I know it kind of goes against the very idea of regexp, but I am fairly certain there is a way to do what I want.

As a MWE, here is a snippet of the data I have (in cell format), called potentialfields:

'horaracha'
'sol'
'presmax'
'horapresmax'
'presmin'
'horapresmin'

and the regexp expression that I am currently using:

selected_fields={'sol','presmin'};
diffset=setdiff(potentialfields,selected_fields);
pattern=strjoin(diffset,'|');
idx_to_delete=~cellfun(@isempty,regexp(potentialfields,pattern));

The expected output of idx_to_delete is the following:

1 0 1 1 0 1

At the moment, the output is 1 0 1 1 1 1 because horapresmin contains presmin.

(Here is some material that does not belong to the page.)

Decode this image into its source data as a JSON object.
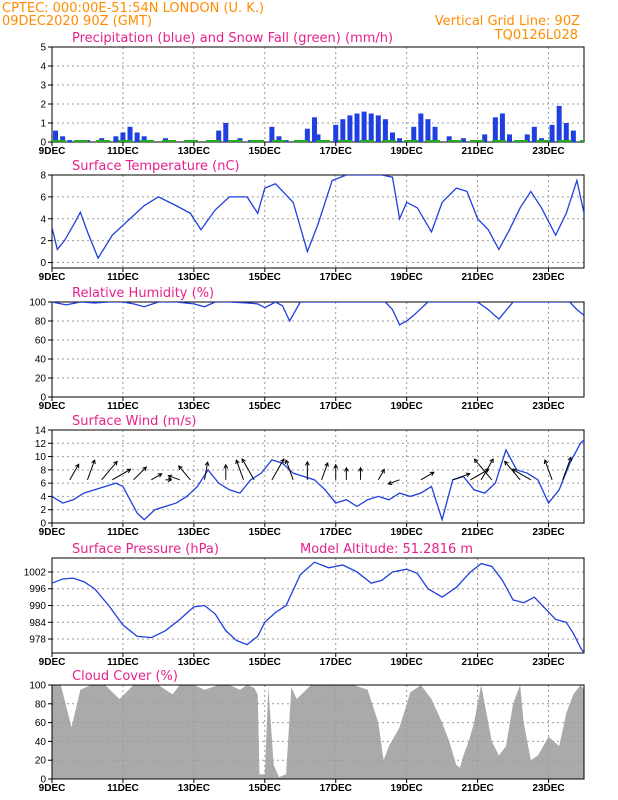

Thank you very much in advance.


Solution

  • regexp is overkill here, ismember is an in-built function specifically designed for finding exact strings in a cell

    idx_to_delete = ismember( potentialfields, selected_fields );
    

    If you're really set on regexp you can use the start anchor (^) and end anchor ($) like so:

    pattern = ['^(', strjoin( selected_fields, '|' ), ')$'];
    idx_to_delete2 = ~cellfun( @isempty, regexp( potentialfields, pattern ) );